Home health aides are backing a new bill to end the “21st century sweatshop.”

NEW YORK, N.Y.—Calling the half-unpaid 24-hour shifts common in the home health-care industry an “inhumane” 21st-century sweatshop, a group of home-care aides and state legislators rallied Sept. 4 to announce the introduction of a bill to ban 24-hour shifts.

The bill, sponsored by state Sen. Roxanne Persaud (D-Brooklyn) and Assemblymember Harvey Epstein (D-Manhattan) would limit home-care workers’ shifts to 12 hours a day or 50 hours a week, except voluntarily in “unforeseeable emergent circumstances.” It’s intended to supersede a state Department of Labor regulation that home-care aides get paid for only 13 hours of a 24-hour shift, on the grounds that they’re off, either eating or sleeping, for the other 11 hours.
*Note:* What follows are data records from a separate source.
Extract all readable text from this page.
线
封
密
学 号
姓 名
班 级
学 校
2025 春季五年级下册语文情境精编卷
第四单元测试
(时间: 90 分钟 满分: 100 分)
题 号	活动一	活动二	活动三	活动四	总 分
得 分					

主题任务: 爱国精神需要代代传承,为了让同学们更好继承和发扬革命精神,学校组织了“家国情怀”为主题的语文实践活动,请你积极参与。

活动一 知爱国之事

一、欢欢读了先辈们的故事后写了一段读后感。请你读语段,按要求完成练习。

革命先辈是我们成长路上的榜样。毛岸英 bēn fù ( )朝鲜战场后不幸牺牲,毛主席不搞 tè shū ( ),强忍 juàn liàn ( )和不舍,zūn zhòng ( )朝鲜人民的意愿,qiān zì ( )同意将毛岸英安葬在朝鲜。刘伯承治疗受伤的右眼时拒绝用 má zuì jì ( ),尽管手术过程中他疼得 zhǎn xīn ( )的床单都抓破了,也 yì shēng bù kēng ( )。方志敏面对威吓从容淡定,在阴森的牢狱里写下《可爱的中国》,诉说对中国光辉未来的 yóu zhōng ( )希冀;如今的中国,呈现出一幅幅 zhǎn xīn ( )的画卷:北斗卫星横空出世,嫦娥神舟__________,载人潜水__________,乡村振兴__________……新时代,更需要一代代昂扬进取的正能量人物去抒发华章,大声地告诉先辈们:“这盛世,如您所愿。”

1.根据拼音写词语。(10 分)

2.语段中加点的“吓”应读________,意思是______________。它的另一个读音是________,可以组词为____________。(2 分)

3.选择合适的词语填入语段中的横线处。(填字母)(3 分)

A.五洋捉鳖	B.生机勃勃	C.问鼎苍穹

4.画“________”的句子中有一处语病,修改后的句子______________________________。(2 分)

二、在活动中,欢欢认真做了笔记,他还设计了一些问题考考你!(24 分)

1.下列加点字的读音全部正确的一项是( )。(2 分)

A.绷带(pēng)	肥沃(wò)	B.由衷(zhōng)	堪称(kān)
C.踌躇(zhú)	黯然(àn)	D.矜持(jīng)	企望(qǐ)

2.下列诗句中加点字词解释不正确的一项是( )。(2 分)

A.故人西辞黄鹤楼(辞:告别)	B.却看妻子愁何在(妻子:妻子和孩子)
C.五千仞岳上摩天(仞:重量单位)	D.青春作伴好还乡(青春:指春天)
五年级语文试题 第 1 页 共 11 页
The aides, arguing that they rarely get even five hours of uninterrupted sleep because they have to take care of their patients every couple hours, won several state court decisions that they should get paid for the full 24 hours. But the state Court of Appeals overruled them last March, holding that the Labor Department had made a rational determination that “a patient may need an aide on site around-the-clock without requiring adult care services for all 24 hours of the day.”

“24 hours is inhumane,” Persaud told the crowd gathered at the site of the 1911 Triangle Shirtwaist fire. “No one should be working 24 hours without a break.”

  “We’re not sacrificing patients,” said Epstein. “We’re improving patient care by giving workers a living wage.”

“It will cost money,” he added. He told LaborPress afterwards that it would probably cost the state about $1 billion a year to reimburse home-care agencies for the costs of paying two workers for 12-hour shifts, but that the current situation is “a billion dollars taken out of the backs of workers.” 

About 8% of New York State’s 240,000 home-care workers do 24-hour shifts, according to the Ain’t I A Woman? Coalition, which organized the rally.

It’s been a hard road for home health aides seeking workplace justice.

Home-care aides said those shifts take a toll on their own health and impair their ability to care for patients. “I love this work, but it cost me a lot. It robbed me of my family, it robbed me of my health,” Sileni Martinez, a Dominican immigrant who did 24-hour shifts five or six days a week for most of her 27 years on the job, said in Spanish. “¡No más veinticuatro, no más abuso!”

Mei Kum Chu, a Chinese immigrant who began working in home care when the Chinatown garment industry collapsed after 9/11, said there was “no way” she could get rest regularly while doing 24-hour shifts. She eventually fell and tore a tendon in her hand during a 24-hour shift.

“This is a women’s issue first and foremost,” said Sonia Ossorio, head of the National Organization for Women’s New York City chapter. “This is a workers’ rights abuse that must be stopped.”

“We don’t want this 24-hour workday spreading to Western New York,” Mary Lister, a home-care aide from Buffalo who spoke at the rally, told LaborPress. But in Buffalo, she said, most home-care workers have the opposite problem, trying to piece together a living out of scattered five- and eight-hour shifts. There is only one agency she knows of that hires workers for 24-hour shifts.

The state government is a bigger problem than the agencies, she contends. It pays for most home health care through Medicaid, she says, and caps per-patient reimbursement levels so low that agencies have to pay low wages, and “it was Governor Cuomo’s Department of Labor” that argued in the courts against full pay for 24-hour shifts. (In oral arguments before the Court of Appeals in February, a department lawyer said it’s “unclear” whether a chair next to the patient’s bed would qualify as the “adequate sleep facilities” required by state regulations.)

Persaud and Epstein both dismiss the idea that switching to 12-hour shifts would intensify the shortage of home aides. There will be a need for more workers, Persaud told reporters after the rally, but it’s a “myth” and a “scare tactic” to say that paying workers more would cause a shortage.

“The crisis is that people don’t want to work 24 hours and get paid for 13,” Epstein chimed in.